I felt pretty justified until my mom told me basically that I need to let things like this and not overreact so much over mistakes. My mom is usually right when she tells me things like this.

But then this happened:

Yesterday, I got a text from a random number. It was one of Jonah’s friends who was there that night. He apologized for eating the cake and said he felt really bad about it. But then, he said something that completely shocked me.

He said that Jonah had been bragging about “getting rid” of me and Anna. That he thought it was hilarious that I got so upset over “a stupid cake” and he didn’t expect that I would actually leave. He even said that Jonah and his friends had planned to eat the cake to “piss me off” because he thought I was being “too focused” on it.

I couldn’t believe it. I was devastated. I always knew that Jonah could be a bit thoughtless, but I never thought that he would intentionally hurt me like that.

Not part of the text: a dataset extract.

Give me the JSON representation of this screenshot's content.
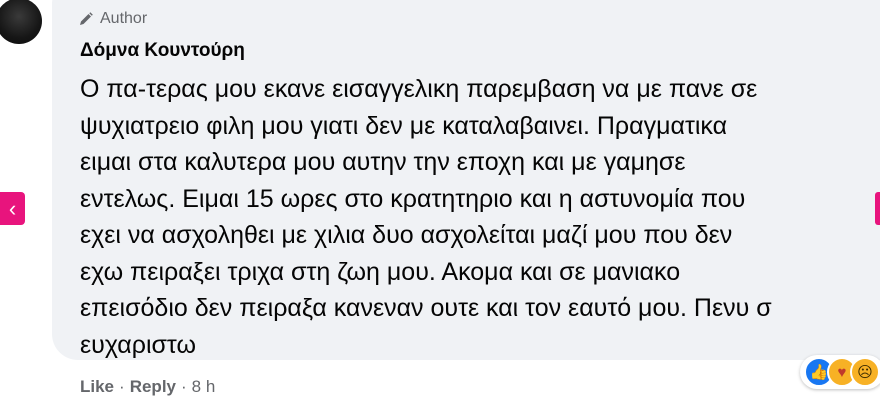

I called my mom and told her everything. This time, she didn’t tell me that I was overreacting. Instead, she was furious. She told me that I deserved to be treated with more respect and that I shouldn’t go back to someone who treated me like that.

My mom suggested that I stay at her place for a while and think about what I wanted to do. She also suggested that I talk to a therapist to help me process my emotions.

I took my mom’s advice. I stayed at her place, started therapy, and spent time with my friends and family. I also decided to focus on my studies and find a part-time job so I could be more independent.

A few weeks went by, and I got a text from Jonah. He apologized and said that he missed me and Anna. He said that he had made a huge mistake and that he wanted us to come back.

But this time, I didn’t waver. I knew that I deserved better. I deserved to be with someone who respected me, appreciated me, and would never intentionally hurt me.

I told Jonah that I needed more time to think and that I wasn’t sure if I wanted to get back together with him. But in my heart, I knew that I had made my decision. I wasn’t going back to him. I was going to move on with my life and find someone better.